Ballistic Testing
Armour
Testing of bullet resistant vehicle armour involves subjecting the material to ballistic impact tests which simulate real-world conditions. This testing typically includes firing various types of ammunition at different velocities towards the armour to assess its ability to resist penetration and dispersion of the impact energy. The armour may also be tested for its ability to withstand repeated impacts and potential weaknesses in different areas. Additionally, the armour is evaluated for its weight, thickness, flexibility, and overall performance to ensure it meets the required protection standards.

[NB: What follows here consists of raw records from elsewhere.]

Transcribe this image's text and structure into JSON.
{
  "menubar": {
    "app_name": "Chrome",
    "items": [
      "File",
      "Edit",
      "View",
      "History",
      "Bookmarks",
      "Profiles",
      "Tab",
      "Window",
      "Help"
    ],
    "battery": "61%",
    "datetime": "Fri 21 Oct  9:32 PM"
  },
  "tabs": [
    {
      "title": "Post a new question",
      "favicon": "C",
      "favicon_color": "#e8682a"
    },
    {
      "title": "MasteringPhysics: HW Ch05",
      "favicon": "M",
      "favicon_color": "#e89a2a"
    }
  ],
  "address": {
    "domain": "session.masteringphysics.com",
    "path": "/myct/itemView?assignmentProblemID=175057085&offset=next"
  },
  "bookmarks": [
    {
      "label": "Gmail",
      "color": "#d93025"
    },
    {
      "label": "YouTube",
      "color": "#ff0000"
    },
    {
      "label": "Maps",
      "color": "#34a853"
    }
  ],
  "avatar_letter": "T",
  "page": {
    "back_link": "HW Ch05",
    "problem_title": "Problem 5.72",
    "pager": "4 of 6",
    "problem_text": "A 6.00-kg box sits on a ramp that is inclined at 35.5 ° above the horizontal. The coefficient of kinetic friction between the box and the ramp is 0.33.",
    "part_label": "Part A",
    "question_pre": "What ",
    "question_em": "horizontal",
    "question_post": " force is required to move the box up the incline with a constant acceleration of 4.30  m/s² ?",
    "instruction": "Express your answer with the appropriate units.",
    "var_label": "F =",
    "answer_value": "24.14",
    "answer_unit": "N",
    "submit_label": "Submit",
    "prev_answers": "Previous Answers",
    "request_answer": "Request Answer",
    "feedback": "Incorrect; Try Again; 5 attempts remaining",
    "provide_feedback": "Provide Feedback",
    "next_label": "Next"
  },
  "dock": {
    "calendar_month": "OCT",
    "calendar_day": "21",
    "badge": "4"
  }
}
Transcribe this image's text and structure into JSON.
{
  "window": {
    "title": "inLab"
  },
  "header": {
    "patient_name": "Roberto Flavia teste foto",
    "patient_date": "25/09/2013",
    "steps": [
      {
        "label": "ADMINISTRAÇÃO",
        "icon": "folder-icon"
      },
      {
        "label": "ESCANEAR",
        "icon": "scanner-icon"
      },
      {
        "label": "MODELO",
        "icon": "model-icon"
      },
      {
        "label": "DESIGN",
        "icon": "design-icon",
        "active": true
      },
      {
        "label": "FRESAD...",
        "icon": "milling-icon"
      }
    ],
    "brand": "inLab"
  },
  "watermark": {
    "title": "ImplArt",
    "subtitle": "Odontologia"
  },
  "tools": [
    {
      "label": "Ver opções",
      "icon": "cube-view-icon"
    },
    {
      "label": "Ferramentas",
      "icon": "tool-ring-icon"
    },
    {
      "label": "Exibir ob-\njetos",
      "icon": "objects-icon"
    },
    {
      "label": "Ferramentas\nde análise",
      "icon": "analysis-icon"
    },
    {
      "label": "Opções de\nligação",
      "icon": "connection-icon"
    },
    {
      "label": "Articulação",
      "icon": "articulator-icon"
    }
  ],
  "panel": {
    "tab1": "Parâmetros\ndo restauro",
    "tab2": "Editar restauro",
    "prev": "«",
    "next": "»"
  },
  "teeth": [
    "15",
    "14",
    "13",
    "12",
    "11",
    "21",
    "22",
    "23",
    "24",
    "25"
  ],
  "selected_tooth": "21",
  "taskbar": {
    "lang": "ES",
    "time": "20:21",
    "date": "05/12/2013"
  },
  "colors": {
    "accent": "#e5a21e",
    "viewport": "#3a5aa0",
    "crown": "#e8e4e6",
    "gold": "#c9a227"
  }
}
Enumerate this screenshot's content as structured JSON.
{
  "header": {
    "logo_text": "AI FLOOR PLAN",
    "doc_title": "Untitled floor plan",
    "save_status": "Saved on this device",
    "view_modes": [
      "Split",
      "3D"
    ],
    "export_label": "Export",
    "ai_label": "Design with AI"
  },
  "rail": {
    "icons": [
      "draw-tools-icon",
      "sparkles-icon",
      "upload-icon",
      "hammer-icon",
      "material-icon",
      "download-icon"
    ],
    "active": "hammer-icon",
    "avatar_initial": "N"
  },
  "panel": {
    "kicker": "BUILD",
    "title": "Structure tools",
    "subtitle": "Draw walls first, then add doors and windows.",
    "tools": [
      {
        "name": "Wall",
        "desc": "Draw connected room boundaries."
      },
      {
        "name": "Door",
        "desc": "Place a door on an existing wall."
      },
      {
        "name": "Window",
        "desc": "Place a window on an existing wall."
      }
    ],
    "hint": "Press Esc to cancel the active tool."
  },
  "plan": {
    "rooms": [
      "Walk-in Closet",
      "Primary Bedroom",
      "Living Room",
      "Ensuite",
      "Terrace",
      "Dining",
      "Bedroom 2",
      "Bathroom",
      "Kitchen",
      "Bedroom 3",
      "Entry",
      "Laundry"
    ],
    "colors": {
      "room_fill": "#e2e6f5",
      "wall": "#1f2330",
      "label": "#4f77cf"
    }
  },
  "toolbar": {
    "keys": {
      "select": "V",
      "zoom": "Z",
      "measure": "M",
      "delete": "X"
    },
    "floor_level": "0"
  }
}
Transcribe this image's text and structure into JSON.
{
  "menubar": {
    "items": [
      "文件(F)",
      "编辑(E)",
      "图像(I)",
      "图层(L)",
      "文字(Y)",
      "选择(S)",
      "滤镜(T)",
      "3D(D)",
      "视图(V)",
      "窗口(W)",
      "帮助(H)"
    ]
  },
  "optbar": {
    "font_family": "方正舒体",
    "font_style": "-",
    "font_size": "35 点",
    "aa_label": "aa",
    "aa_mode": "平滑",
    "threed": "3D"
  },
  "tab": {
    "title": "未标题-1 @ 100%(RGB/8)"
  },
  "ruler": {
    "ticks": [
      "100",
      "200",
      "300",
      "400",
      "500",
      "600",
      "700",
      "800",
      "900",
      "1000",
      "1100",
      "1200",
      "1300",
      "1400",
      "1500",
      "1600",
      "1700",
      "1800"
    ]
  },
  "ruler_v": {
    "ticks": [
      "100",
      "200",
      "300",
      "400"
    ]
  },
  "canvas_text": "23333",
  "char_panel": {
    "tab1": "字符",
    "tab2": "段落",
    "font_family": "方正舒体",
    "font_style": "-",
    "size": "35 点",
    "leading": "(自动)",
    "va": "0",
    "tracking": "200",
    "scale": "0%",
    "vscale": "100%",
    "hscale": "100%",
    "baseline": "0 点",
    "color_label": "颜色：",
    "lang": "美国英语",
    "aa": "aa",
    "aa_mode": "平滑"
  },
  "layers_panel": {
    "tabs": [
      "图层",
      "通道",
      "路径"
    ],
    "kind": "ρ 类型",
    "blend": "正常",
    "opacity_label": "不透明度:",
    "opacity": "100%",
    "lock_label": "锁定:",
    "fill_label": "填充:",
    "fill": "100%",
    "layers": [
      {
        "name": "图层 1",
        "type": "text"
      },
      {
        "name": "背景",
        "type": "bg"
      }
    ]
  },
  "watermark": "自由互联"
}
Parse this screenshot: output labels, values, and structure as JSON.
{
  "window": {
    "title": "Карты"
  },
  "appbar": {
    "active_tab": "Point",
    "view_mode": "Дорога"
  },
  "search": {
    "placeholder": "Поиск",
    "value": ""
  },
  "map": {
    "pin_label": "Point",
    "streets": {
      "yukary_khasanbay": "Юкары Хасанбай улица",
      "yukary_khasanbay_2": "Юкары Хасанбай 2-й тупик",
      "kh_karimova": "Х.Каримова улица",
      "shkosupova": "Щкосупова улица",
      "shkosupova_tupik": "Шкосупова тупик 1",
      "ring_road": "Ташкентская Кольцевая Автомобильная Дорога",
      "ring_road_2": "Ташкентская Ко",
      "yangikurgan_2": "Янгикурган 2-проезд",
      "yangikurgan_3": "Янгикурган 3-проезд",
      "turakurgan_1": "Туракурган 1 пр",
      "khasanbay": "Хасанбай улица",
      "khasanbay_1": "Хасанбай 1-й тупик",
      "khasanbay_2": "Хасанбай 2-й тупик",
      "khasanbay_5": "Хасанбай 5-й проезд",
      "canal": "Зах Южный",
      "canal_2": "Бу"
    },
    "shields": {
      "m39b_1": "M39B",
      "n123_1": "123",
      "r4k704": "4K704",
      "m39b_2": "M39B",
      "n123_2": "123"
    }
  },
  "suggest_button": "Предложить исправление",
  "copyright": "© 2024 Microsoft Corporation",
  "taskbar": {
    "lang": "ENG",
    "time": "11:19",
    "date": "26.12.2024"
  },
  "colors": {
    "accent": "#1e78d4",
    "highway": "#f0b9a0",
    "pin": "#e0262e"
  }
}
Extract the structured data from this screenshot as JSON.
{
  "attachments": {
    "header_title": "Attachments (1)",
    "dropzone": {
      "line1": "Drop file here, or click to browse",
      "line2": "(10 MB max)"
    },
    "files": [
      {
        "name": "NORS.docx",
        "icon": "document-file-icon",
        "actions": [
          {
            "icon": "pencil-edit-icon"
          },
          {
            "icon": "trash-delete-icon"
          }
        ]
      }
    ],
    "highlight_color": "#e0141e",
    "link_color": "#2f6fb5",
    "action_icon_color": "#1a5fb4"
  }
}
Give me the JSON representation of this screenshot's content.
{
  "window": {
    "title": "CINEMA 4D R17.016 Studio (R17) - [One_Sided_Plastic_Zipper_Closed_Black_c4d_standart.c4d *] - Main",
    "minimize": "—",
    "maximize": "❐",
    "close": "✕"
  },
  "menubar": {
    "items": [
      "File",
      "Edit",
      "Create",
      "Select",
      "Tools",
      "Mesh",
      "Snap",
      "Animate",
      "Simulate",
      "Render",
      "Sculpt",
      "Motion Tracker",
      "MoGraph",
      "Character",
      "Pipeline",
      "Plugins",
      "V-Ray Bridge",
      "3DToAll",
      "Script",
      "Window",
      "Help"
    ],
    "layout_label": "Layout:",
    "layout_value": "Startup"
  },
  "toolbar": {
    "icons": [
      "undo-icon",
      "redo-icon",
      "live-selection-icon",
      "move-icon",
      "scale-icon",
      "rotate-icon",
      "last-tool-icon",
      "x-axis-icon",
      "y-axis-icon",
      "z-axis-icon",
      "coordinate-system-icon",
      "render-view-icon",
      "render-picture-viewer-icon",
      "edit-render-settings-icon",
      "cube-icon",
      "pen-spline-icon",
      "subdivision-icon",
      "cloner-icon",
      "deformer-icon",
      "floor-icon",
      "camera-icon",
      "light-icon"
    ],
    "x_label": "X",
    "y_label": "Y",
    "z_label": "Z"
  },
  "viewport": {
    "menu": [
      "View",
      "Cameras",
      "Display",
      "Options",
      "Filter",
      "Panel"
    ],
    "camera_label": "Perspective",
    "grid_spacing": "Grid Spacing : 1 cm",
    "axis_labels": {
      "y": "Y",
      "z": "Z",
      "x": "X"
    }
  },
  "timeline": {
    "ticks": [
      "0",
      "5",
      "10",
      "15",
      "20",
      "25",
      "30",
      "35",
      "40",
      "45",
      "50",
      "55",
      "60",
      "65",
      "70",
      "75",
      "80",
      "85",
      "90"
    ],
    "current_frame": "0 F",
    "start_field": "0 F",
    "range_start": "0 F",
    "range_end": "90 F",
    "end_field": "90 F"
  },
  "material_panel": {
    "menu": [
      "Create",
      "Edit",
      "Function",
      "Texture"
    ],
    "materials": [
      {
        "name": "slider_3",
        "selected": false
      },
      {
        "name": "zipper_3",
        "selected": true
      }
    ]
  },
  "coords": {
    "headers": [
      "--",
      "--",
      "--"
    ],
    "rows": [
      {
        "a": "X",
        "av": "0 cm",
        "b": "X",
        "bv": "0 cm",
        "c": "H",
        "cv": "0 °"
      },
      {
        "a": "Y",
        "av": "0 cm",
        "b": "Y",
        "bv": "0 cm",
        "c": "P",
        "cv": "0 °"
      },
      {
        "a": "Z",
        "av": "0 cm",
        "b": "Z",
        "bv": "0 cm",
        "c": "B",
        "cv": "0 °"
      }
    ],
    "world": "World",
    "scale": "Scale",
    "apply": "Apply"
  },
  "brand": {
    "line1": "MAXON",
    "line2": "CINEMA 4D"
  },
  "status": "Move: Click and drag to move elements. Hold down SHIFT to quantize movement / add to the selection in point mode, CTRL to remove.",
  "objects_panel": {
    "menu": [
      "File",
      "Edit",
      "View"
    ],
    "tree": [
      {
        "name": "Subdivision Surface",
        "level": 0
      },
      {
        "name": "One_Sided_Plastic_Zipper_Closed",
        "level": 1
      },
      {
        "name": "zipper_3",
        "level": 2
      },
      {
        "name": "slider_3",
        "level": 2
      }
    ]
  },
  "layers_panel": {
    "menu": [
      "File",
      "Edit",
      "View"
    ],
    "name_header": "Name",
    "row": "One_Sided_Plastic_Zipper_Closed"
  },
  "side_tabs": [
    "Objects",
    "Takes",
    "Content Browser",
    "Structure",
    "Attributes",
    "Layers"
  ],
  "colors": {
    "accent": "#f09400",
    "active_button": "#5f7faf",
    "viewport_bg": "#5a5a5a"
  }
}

Testing is crucial to ensure the armour performs effectively in protecting occupants from ballistic threats in high-risk situations.
PPE
Testing of bullet resistant personal protection equipment, such as body armour typically involves shooting various types of bullets at the armour to assess its ability to stop them from penetrating. This testing can include using different calibres of bullets, at various distances and speeds, to replicate real-world scenarios. The body armour is evaluated based on its ability to effectively stop the bullets without causing injury to the wearer. Additionally, the armour may undergo rigorous testing for durability, flexibility, and comfort to ensure it meets the necessary safety standards.
Glass
Testing of ballistically resistant glass involves subjecting the material to various ballistic tests to evaluate its resistance to bullets and other projectiles. This may include firing bullets of different calibres and velocities at the glass to assess its ability to stop them from penetrating through. Additionally, the glass is also tested for its resistance to impacts, pressure, and extreme temperatures to ensure its overall durability and effectiveness in providing protection against ballistic threats. The results of these tests are crucial in determining the level of protection that the bulletproof glass can offer in real-life scenarios.
Research & Development
Research and development testing of bullet resistant products typically involves subjecting the materials to various levels of ballistic impact to assess their ability to withstand and protect against bullets. This testing often includes laboratory experiments, field testing, and computational modelling to evaluate factors such as bullet velocity, material composition and thickness. The goal is to ensure that the products meet standardised ballistic protection levels while also being lightweight and comfortable for the user.